La invención de sí mismo

Francisco José Ramos nos dirá que la invención de sí-mismo es el recurso espontáneo del organismo humano que genera la idea del yo a través de la vivencia y experiencia del cuerpo y de su elaboración en la estructura neuronal del cerebro. Todo ello se realiza o se lleva a cabo en base a la singularidad de una determinada fuerza vital que momento a momento se actualiza y se auto-regula. En otras palabras, la invención de sí mismo, a parte de ser una artesanía del individuo, es aquello por lo cual la individualidad aparece en el proceso de reconocimiento o identificación de un yo que piensa. Este yo que piensa es una invención del propio pensamiento cuya mismidad acaece hipostasiada como res cogitans. La invención de sí mismo —postulará Ramos— no es un capricho de la imaginación o del intelecto, sino que es una marca indeleble inscrita en la crónica auspiciosa de nuestra animalidad hablante y deseante [ver Estética del pensamiento III: La invención de sí mismo, de Francisco José Ramos].

El ethos de la invención de sí mismo

La invención de sí mismo también tiene una dimensión ética. Es decir, la invención de sí implica un cuidado de sí [epimeleia heautou], un gobierno de sí [autarquía] y una conquista de sí. Esta conquista o búsqueda de sí consiste en el desprendimiento de la actividad mental [el desatarse de las cadenas del ego], la atención de lo que hay [es decir, del aquí y el ahora] y la ataraxia del alma [«ausencia de turbación»]. Llega a ser lo que eres —dirá Píndaro. Pero aquí de lo que se trata es de llegar a ser lo que aún no se es, ya que no hay nada a priori [excepto la aseidad de lo real]. En la invención de sí mismo, como bien dice el título, es una invención, una construcción, una creación. La invención de sí mismo siempre es un camino por re-correr, un edificio por re-construir, una obra de arte por re-crear.

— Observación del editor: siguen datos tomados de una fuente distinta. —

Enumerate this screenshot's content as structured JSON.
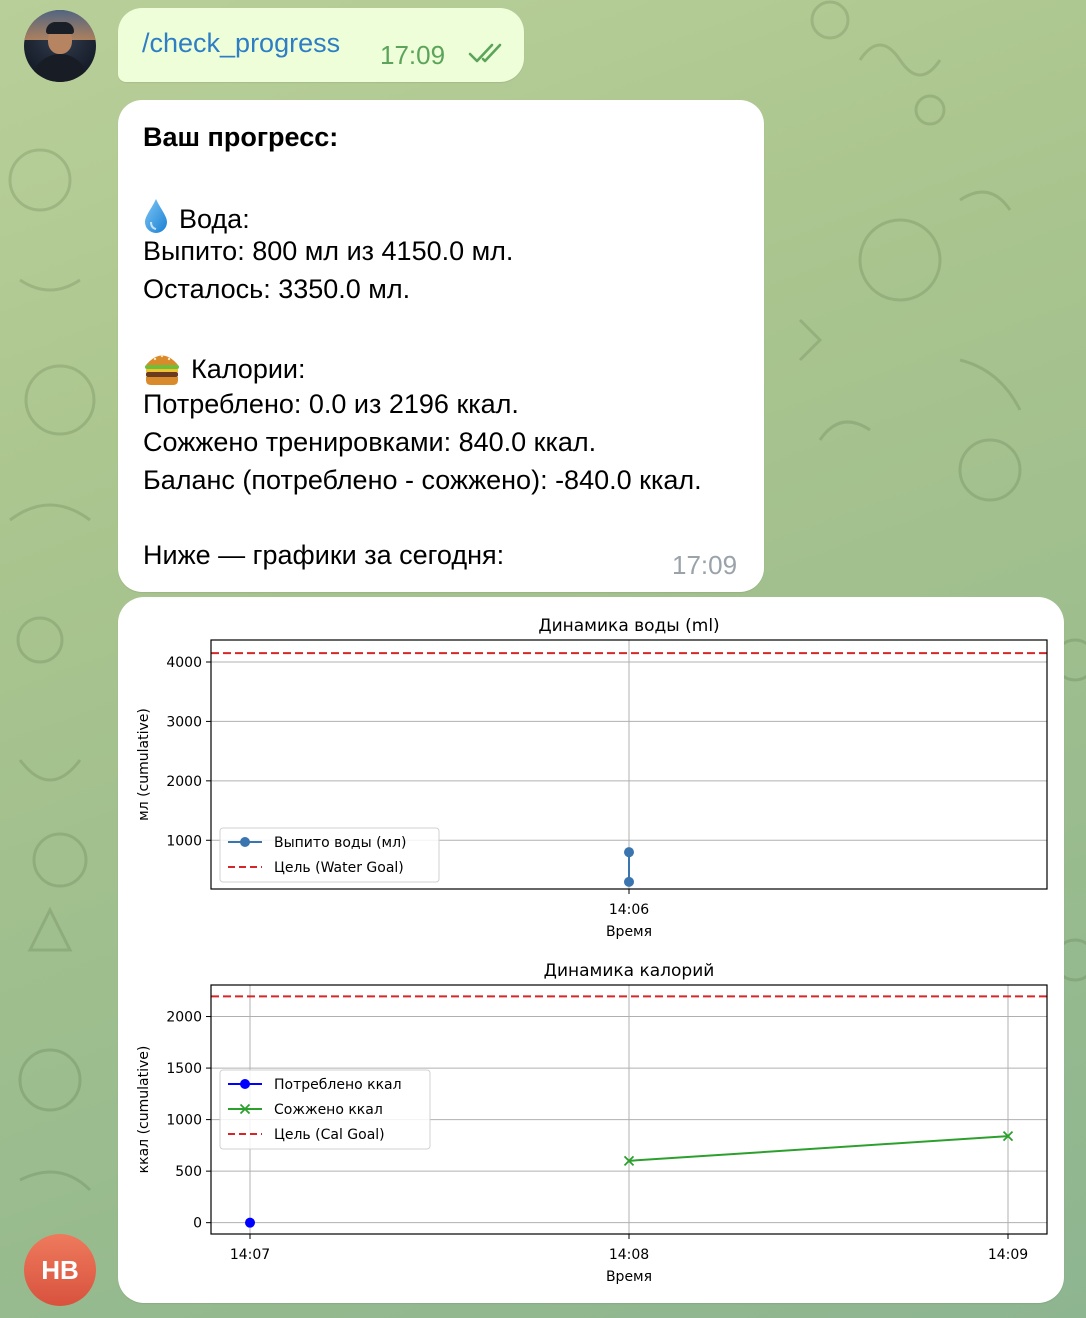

La vida como una obra de arte


Sé el escultor de tu propia estatua, es decir, de tu propia vida. Como dijo Plotino: «Regresa a ti mismo y mira: si aún no te ves bello, haz como el escultor de una estatua que debe llegar a ser hermosa: quita, raspa, pule y limpia, hasta que hagas aparecer un bello rostro en la estatua. También retira todo lo superfluo, endereza todo lo que sea tortuoso, limpia todo lo que esté oscuro, abrillántala y no ceses de esculpir tu propia estatua hasta que aparezca en ti el divino esplendor de la virtud. Hasta que veas la sabiduría en pie sobre su sagrado pedestal. ¿Has llegado a esto? ¿Has visto esto?». En otras palabras, de lo que se trata es de convertir a la zoe [la vida desnuda] en bíos [en una forma de vida, en una estética de la existencia]. Esta estética de la existencia se lleva a cabo a través de una estética del pensamiento, que conduce a una recta contemplación, a una recta acción, a una recta intención, a una recta forma de vida, a un recto esfuerzo, a una recta concentración, a una recta palabra y a una recta compresión [El Noble Camino Óctuple]. En la tradición budista esto se logra a través de un cultivo de la mente [bhavana], que lleva —paradójicamente— a la experiencia de «olvidarse a sí-mismo» y a la extinción [nirvana] del aferramiento [apego o deseo] y del sufrimiento. Una vez alcanzado esto, la vida se convierte en una sublime danza que se desplaza al compás de la música de la existencia y que es digna de ser bailada un sinnúmero infinito de veces.